Arthur Finkelstein died at his home in Ipswich on Friday at the age of 72. Finkelstein was a skillful Republican political consultant who achieved substantial success with a wide array of candidates. Sam Roberts’s New York Times obituary provides the necessary information if you can ignore the “homophobic” slur that Roberts pins on unnamed clients of Finkelstein, who was homosexual.
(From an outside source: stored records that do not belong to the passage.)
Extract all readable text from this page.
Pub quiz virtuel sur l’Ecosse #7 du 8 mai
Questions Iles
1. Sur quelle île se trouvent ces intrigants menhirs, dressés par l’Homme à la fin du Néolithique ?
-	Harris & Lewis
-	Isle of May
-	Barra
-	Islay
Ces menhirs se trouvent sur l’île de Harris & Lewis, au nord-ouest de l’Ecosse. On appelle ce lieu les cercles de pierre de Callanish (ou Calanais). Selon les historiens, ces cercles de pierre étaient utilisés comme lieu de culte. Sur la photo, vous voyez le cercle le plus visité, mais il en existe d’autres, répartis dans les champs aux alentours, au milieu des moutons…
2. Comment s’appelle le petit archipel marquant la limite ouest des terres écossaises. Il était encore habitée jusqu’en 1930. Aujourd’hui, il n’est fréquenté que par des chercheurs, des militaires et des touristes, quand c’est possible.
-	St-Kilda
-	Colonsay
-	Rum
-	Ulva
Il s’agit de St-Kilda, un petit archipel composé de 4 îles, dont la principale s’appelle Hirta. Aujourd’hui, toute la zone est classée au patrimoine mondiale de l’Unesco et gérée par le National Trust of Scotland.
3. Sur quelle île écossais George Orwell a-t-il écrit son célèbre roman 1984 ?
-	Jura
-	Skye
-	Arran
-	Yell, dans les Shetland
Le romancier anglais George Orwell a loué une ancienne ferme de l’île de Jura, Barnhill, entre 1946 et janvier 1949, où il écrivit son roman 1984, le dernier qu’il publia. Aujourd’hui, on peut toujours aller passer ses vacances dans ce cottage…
I met Finkelstein in late 1995 or early 1996 when he came out to present his findings on the campaign to be run by my friend Rudy Boschwitz to oust Paul Wellstone, the incumbent who had knocked Rudy off in 1990. Rudy’s 1996 campaign manager was my friend Jon Lerner, now serving as deputy UN ambassador under Nikki Haley. Rudy asked me to sign on as treasurer of his 1996 Senate campaign and invited me to attend Finkelstein’s presentation.
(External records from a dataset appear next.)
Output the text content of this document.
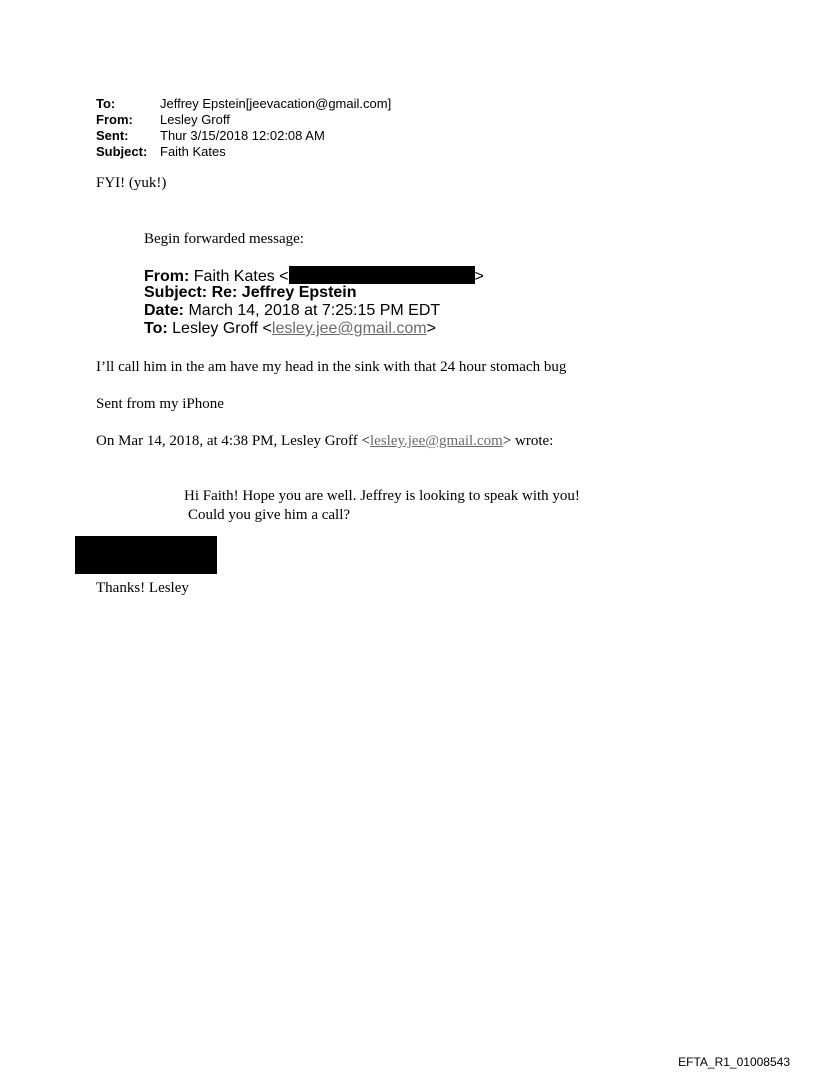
To:	Jeffrey Epstein[jeevacation@gmail.com]
From:	Lesley Groff
Sent:	Thur 3/15/2018 12:02:08 AM
Subject: Faith Kates
FYI! (yuk!)
Begin forwarded message:
From: Faith Kates <	>
Subject: Re: Jeffrey Epstein
Date: March 14, 2018 at 7:25:15 PM EDT
To: Lesley Groff <lesley.jee@gmail.com>
I’ll call him in the am have my head in the sink with that 24 hour stomach bug
Sent from my iPhone
On Mar 14, 2018, at 4:38 PM, Lesley Groff <lesley.jee@gmail.com> wrote:
Hi Faith! Hope you are well. Jeffrey is looking to speak with you!
Could you give him a call?
Thanks! Lesley
EFTA_R1_01008543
Finkelstein had compiled a huge notebook full of polling data. It was detailed and interesting. At this remove I remember only that something like 7 or 8 percent of Minnesotans confused Rudy Boschwitz with the late former Democratic governor Rudy Perpich. The two of them had little in common but their first name. Rudy Perpich had died in 1995. Rudy Boschwitz lost the race, but is still with us and still adding to the good deeds he has done in the course of a productive life. (I wrote about him briefly in the Weekly Standard column “The ambassador nobody knows.”)
Finkelstein had also served as a consultant to former Florida Senator Connie Mack III. In his oral presentation, Finkelstein attributed Mack’s narrow victory over Buddy McKay in the 1988 election for the Senate seat vacated by Lawton Chiles to the voters who mistakenly preferred Mack to McKay “because she is a woman” or something like that. RIP.